芸人と金とコーラの日。
6年前のとある華金の夜、芸歴1年目の僕は新宿歌舞伎町で同期と3人で飲んでいた。
お笑いの話やくだらない話をしながら楽しくお酒を飲むと「二軒目に行こう」ってことになった。
どこに行こうか悩んでいたところキャッチのお兄さんに話しかけられた。
「キャバクラ1時間3000円でどうですか?」
今の僕なら"これは罠だ"と分かるのだが、当時若かったのと酔っ払っていたこともあり
「行きます!!!」
と即答。
僕達はまんまとキャッチのお兄さんに連れられて店の前へ。
そして店のドアが開いて中に入った瞬間、ものすごい違和感に気付いた。
華金の夜なのに広い店内に客が1人もいない。
僕達はこの違和感に悪質な店だとすぐに察し、小声で
「一杯だけ飲んで30分で出よう」
と約束して席に着いた。
そんな心配も束の間、飲み始めてみるとボーイの方もキャバ嬢の方もめちゃくちゃ気さくで普通のキャバクラだった。
「考え過ぎだったかな?」
なんて思いながらそのまま30分が経過、もう不信感は無かったが念のため約束通りの30分でお会計を頼んだ。
気さくなボーイの方が笑顔で伝票を持ってくる。
「ありがとうございます」
と笑顔で返して伝票を開いた。
お会計、25万円。
スーパー悪質ぼったくり店だった。
その場の空気が凍りついた。
さっきまで気さくだったボーイとキャバ嬢はそこにはいない。
全員真顔で伝票を見つめ
「早く払えよ」
みたいな空気を出してた。
「いや、1時間3000円って聞いたんですけど…」
「それうちのキャッチじゃないんで。」
「え、でも30分で25万円ですか…?」
「はい。うちはその料金でやらせてもらってるので。」
そんな会話をしていると奥から怖いお兄さんが2.3人出てきて
「払えないなら一緒にATM行きましょう」
って言われた。
誤魔化さないように目の前でお金をおろさせて全員の銀行の残高を根こそぎ持っていく気だ。

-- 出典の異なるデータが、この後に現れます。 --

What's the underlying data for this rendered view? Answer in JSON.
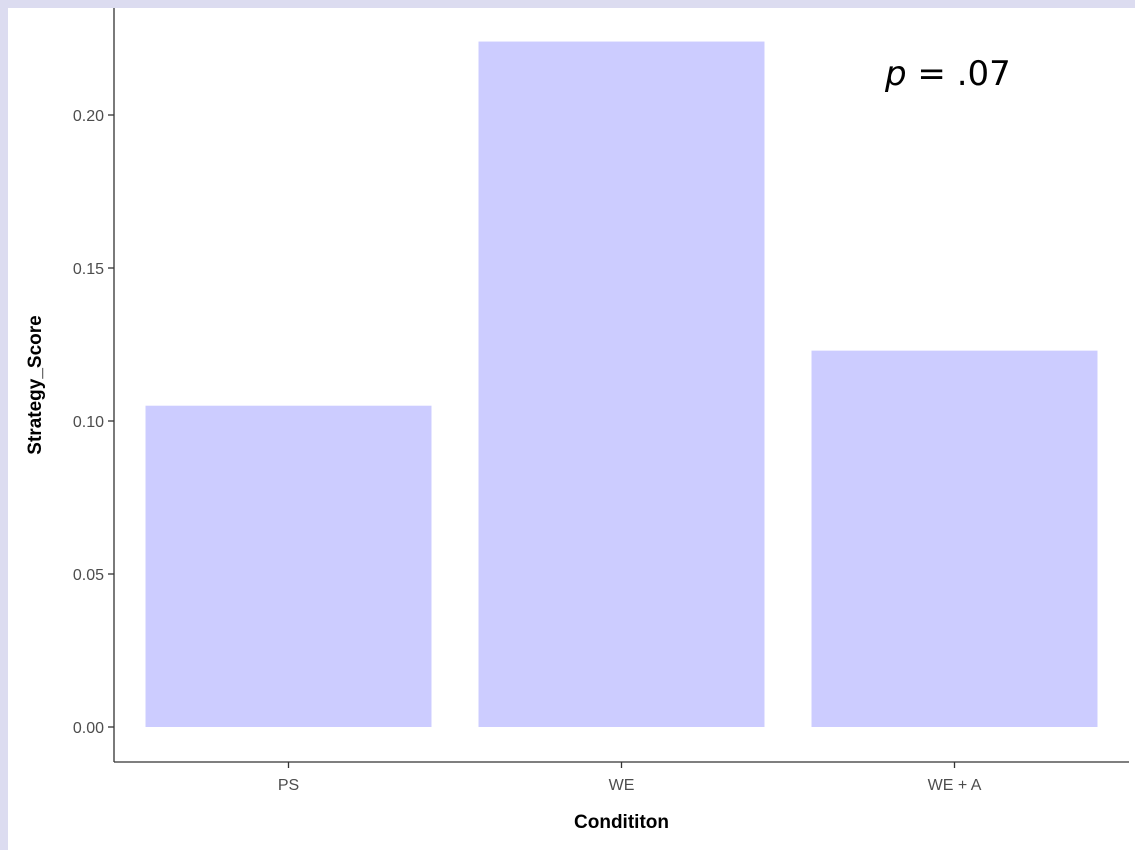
{
  "chart_data": {
    "type": "bar",
    "categories": [
      "PS",
      "WE",
      "WE + A"
    ],
    "values": [
      0.105,
      0.224,
      0.123
    ],
    "xlabel": "Condititon",
    "ylabel": "Strategy_Score",
    "ylim": [
      0,
      0.2245
    ],
    "yticks": [
      "0.00",
      "0.05",
      "0.10",
      "0.15",
      "0.20"
    ],
    "ytick_values": [
      0,
      0.05,
      0.1,
      0.15,
      0.2
    ],
    "grid": false,
    "bar_color": "#ccccff",
    "annotation": {
      "italic": "p",
      "rest": " = .07"
    }
  },
  "colors": {
    "background": "#dcdcf0",
    "panel": "#ffffff",
    "bar": "#ccccff",
    "axis": "#333333",
    "tick_text": "#4d4d4d"
  }
}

断ったら何をされるか分からない、僕らは覚悟を決めて1人1人怖いお兄さんに囲まれながらATMに連れて行かれ全財産をおろした。
そして、全員の全財産を足した金額がテーブルの上に揃った。
3万円。
店内のボーイとキャバ嬢は笑いを堪えるのに必死だった。
22.3歳の大人3人の全財産が3万。
全員芸歴1年目、お笑いの仕事などほとんどなくアルバイトの給料日目前で口座にお金が無かったのが幸いした。
さっきまで怖かった人達も同情したのか
「じゃあ今日はこれで大丈夫ですよ」
と言って帰らせてくれた。
やっと解放されて店を出た。
僕達は解放された安心感と金の無さに大笑いしながら
「ぼったくられたなー!」
なんて呑気なこと言って、みんなでポケットにあったなけなしの小銭でコーラを買って飲みながら歩いて帰った。
あの時のコーラ、炭酸とはまた違う刺激があっていつもより美味しく感じた。